Susan Hudson-Wilson, the founder of real estate research firm Property & Portfolio Research (PPR), died unexpectedly on 5 October. The real estate entrepreneur and author, 60, succumbed to a severe cerebral aneurysm while on safari with her husband in Nairobi, Kenya, where she was cremated.
In his “On the Road” column, independent consultant Steve Felix – a long-time friend of Hudson-Wilson – wrote about her passing: “She was generous with her time and helped younger people grow. Susan gave a lot to the industry. She gave of herself, tirelessly, generously, caringly. Not everyone does. That's what makes her special in my mind.”
Prior to forming PPR in 1994, Hudson-Wilson worked at global real estate investment manager AEW Capital Management. “At AEW, I was something of a ‘nudgy’ employee,” Hudson-Wilson said in an interview with the Urban Land Institute (ULI). “I always wanted to do things my way.” Indeed, when AEW’s founder Peter Aldrich suggested she talk to an industrial psychologist, the psychologist asked her for how long she had wanted to be an entrepreneur.
Consequently, Hudson-Wilson decided to go into business for herself. She spun the research business out of AEW and established PPR, which works with domestic and foreign institutional investors in the real estate capital markets. PPR offers fundamental market research, as well as a portfolio analysis methodology applied to public and private debt and equity portfolios.
Hudson-Wilson ultimately sold PPR in 2002. She later became a member of the management committee for private equity real estate firm Hawkeye Partners.
Hawkeye’s founding partner Claudia Faust issued the following statement: “The Hawkeye family is deeply saddened over Susan Hudson-Wilson's sudden passing. Susan was a dear friend, confidant and mentor to us. Susan was with Hawkeye from the very beginning, when we set out to create an out-of-the box approach to establishing new real estate investment managers.”
Faust added: “We will miss her brilliant mind, her unwavering resolve and her ‘wicked’ sense of humour.”
Hudson-Wilson was a former chairman of the Pension Real Estate Association and was awarded the association’s Graaskamp Award for Research Excellence in 1995. She also founded the Real Estate Research Institute and was a trustee of ULI.

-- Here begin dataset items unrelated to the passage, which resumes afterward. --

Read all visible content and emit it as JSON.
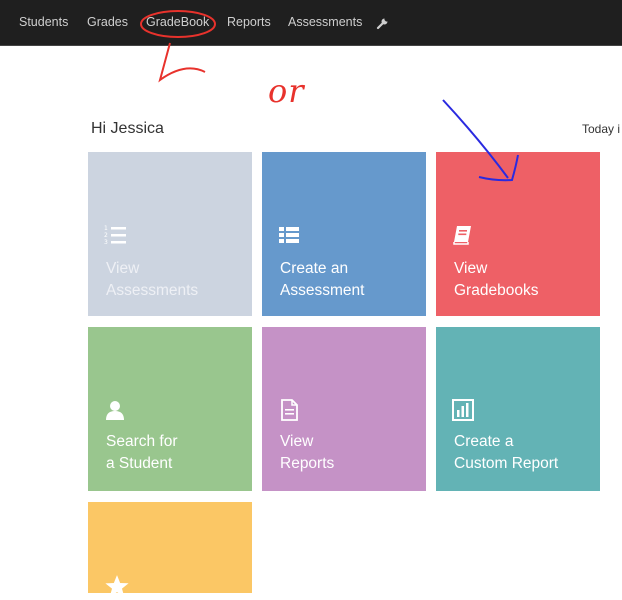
{
  "nav": {
    "items": [
      "Students",
      "Grades",
      "GradeBook",
      "Reports",
      "Assessments"
    ],
    "settings_icon": "wrench-icon"
  },
  "annotations": {
    "or_text": "or"
  },
  "greeting": "Hi Jessica",
  "today_text": "Today i",
  "tiles": [
    {
      "label": "View\nAssessments",
      "icon": "numbered-list-icon",
      "color": "#ccd4e0"
    },
    {
      "label": "Create an\nAssessment",
      "icon": "list-icon",
      "color": "#6699cc"
    },
    {
      "label": "View\nGradebooks",
      "icon": "book-icon",
      "color": "#ee6066"
    },
    {
      "label": "Search for\na Student",
      "icon": "user-icon",
      "color": "#99c68e"
    },
    {
      "label": "View\nReports",
      "icon": "document-icon",
      "color": "#c592c6"
    },
    {
      "label": "Create a\nCustom Report",
      "icon": "bar-chart-icon",
      "color": "#63b3b5"
    },
    {
      "label": "",
      "icon": "star-icon",
      "color": "#fbc765"
    }
  ]
}
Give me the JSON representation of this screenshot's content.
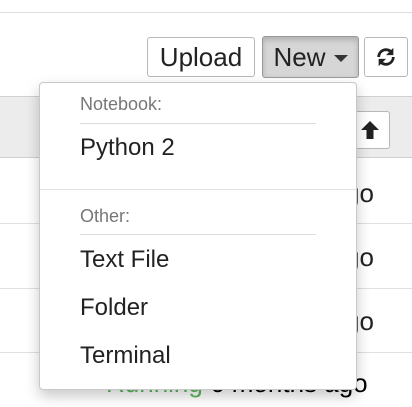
{
  "toolbar": {
    "upload_label": "Upload",
    "new_label": "New",
    "refresh_icon": "refresh-icon"
  },
  "list": {
    "sort_icon": "arrow-up-icon",
    "rows": [
      {
        "modified": "go"
      },
      {
        "modified": "go"
      },
      {
        "modified": "go"
      },
      {
        "status": "Running",
        "modified": "6 months ago"
      }
    ]
  },
  "new_menu": {
    "notebook_header": "Notebook:",
    "notebook_items": [
      "Python 2"
    ],
    "other_header": "Other:",
    "other_items": [
      "Text File",
      "Folder",
      "Terminal"
    ]
  },
  "colors": {
    "running": "#5cb85c",
    "new_active_bg": "#d6d6d6"
  }
}
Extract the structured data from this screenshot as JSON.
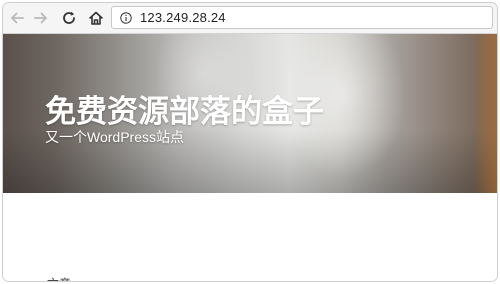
{
  "browser": {
    "url": "123.249.28.24",
    "info_icon": "info-circle-icon",
    "back_icon": "arrow-left-icon",
    "forward_icon": "arrow-right-icon",
    "reload_icon": "reload-icon",
    "home_icon": "home-icon"
  },
  "site": {
    "title": "免费资源部落的盒子",
    "tagline": "又一个WordPress站点"
  },
  "content": {
    "cut_off_text": "文章"
  },
  "colors": {
    "toolbar_bg": "#f5f5f5",
    "title_text": "#ffffff",
    "page_bg": "#ffffff"
  }
}
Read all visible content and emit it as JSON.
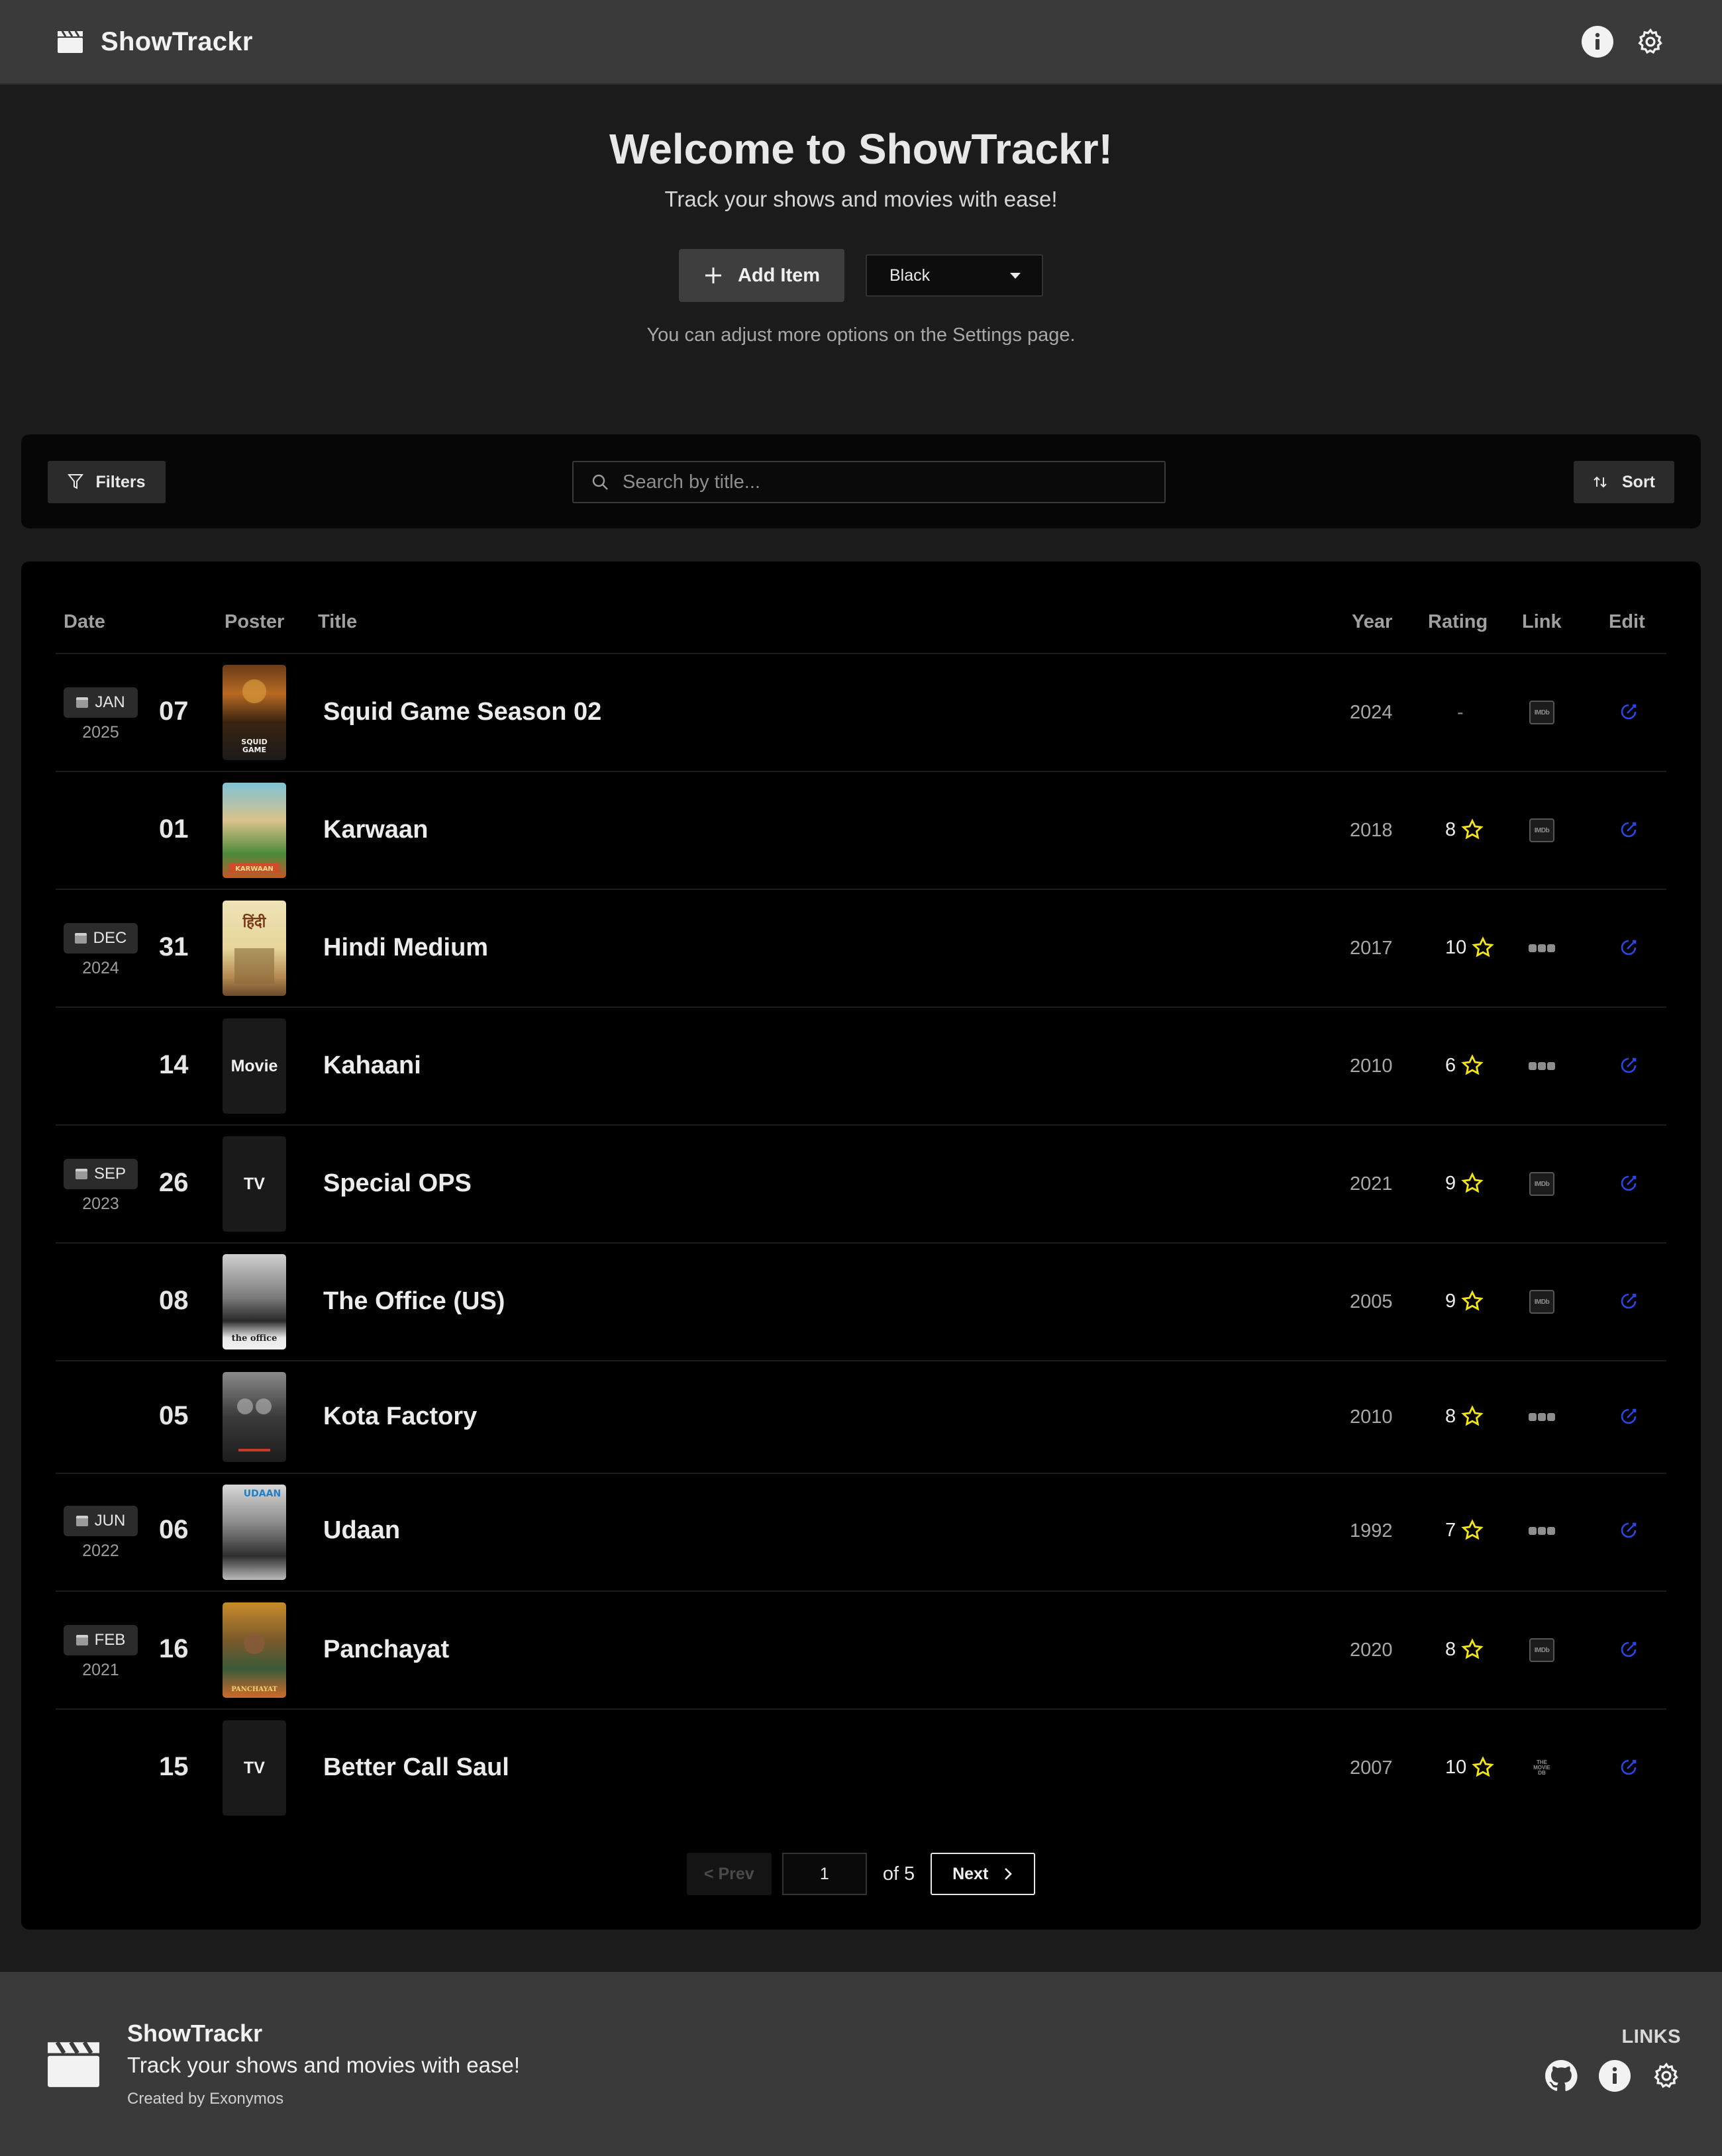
{
  "header": {
    "app_name": "ShowTrackr",
    "icons": [
      "clapperboard-icon",
      "info-icon",
      "gear-icon"
    ]
  },
  "hero": {
    "title": "Welcome to ShowTrackr!",
    "subtitle": "Track your shows and movies with ease!",
    "add_label": "Add Item",
    "theme_value": "Black",
    "note": "You can adjust more options on the Settings page."
  },
  "toolbar": {
    "filters_label": "Filters",
    "search_placeholder": "Search by title...",
    "sort_label": "Sort"
  },
  "table": {
    "columns": [
      "Date",
      "Poster",
      "Title",
      "Year",
      "Rating",
      "Link",
      "Edit"
    ],
    "rows": [
      {
        "month": "JAN",
        "year_group": "2025",
        "day": "07",
        "poster": "image",
        "title": "Squid Game Season 02",
        "year": "2024",
        "rating": "-",
        "link": "IMDb"
      },
      {
        "month": "",
        "year_group": "",
        "day": "01",
        "poster": "image",
        "title": "Karwaan",
        "year": "2018",
        "rating": "8",
        "link": "IMDb"
      },
      {
        "month": "DEC",
        "year_group": "2024",
        "day": "31",
        "poster": "image",
        "title": "Hindi Medium",
        "year": "2017",
        "rating": "10",
        "link": "other"
      },
      {
        "month": "",
        "year_group": "",
        "day": "14",
        "poster": "Movie",
        "title": "Kahaani",
        "year": "2010",
        "rating": "6",
        "link": "other"
      },
      {
        "month": "SEP",
        "year_group": "2023",
        "day": "26",
        "poster": "TV",
        "title": "Special OPS",
        "year": "2021",
        "rating": "9",
        "link": "IMDb"
      },
      {
        "month": "",
        "year_group": "",
        "day": "08",
        "poster": "image",
        "title": "The Office (US)",
        "year": "2005",
        "rating": "9",
        "link": "IMDb"
      },
      {
        "month": "",
        "year_group": "",
        "day": "05",
        "poster": "image",
        "title": "Kota Factory",
        "year": "2010",
        "rating": "8",
        "link": "other"
      },
      {
        "month": "JUN",
        "year_group": "2022",
        "day": "06",
        "poster": "image",
        "title": "Udaan",
        "year": "1992",
        "rating": "7",
        "link": "other"
      },
      {
        "month": "FEB",
        "year_group": "2021",
        "day": "16",
        "poster": "image",
        "title": "Panchayat",
        "year": "2020",
        "rating": "8",
        "link": "IMDb"
      },
      {
        "month": "",
        "year_group": "",
        "day": "15",
        "poster": "TV",
        "title": "Better Call Saul",
        "year": "2007",
        "rating": "10",
        "link": "TMDB"
      }
    ]
  },
  "pagination": {
    "prev_label": "< Prev",
    "current_page": "1",
    "of_label": "of 5",
    "next_label": "Next"
  },
  "footer": {
    "app_name": "ShowTrackr",
    "tagline": "Track your shows and movies with ease!",
    "credit": "Created by Exonymos",
    "links_title": "LINKS"
  },
  "colors": {
    "header_bg": "#3a3a3a",
    "page_bg": "#1b1b1b",
    "panel_bg": "#000000",
    "star": "#f5e50f",
    "edit_icon": "#2b46e8"
  }
}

In her interview with the ULI, Hudson-Wilson discussed starting one’s own business: “If you have an idea and you can develop it into a marketable product, make sure you protect your intellectual capital rights. When you have a product to sell, beyond advice or transaction-related execution activities, you have a business that has capitalise-able value. You can’t put a multiple on people, but you can put a multiple on a product.”
Hudson-Wilson is survived by her husband, John Wilson, and their three children, Connor, Lehan and Grace.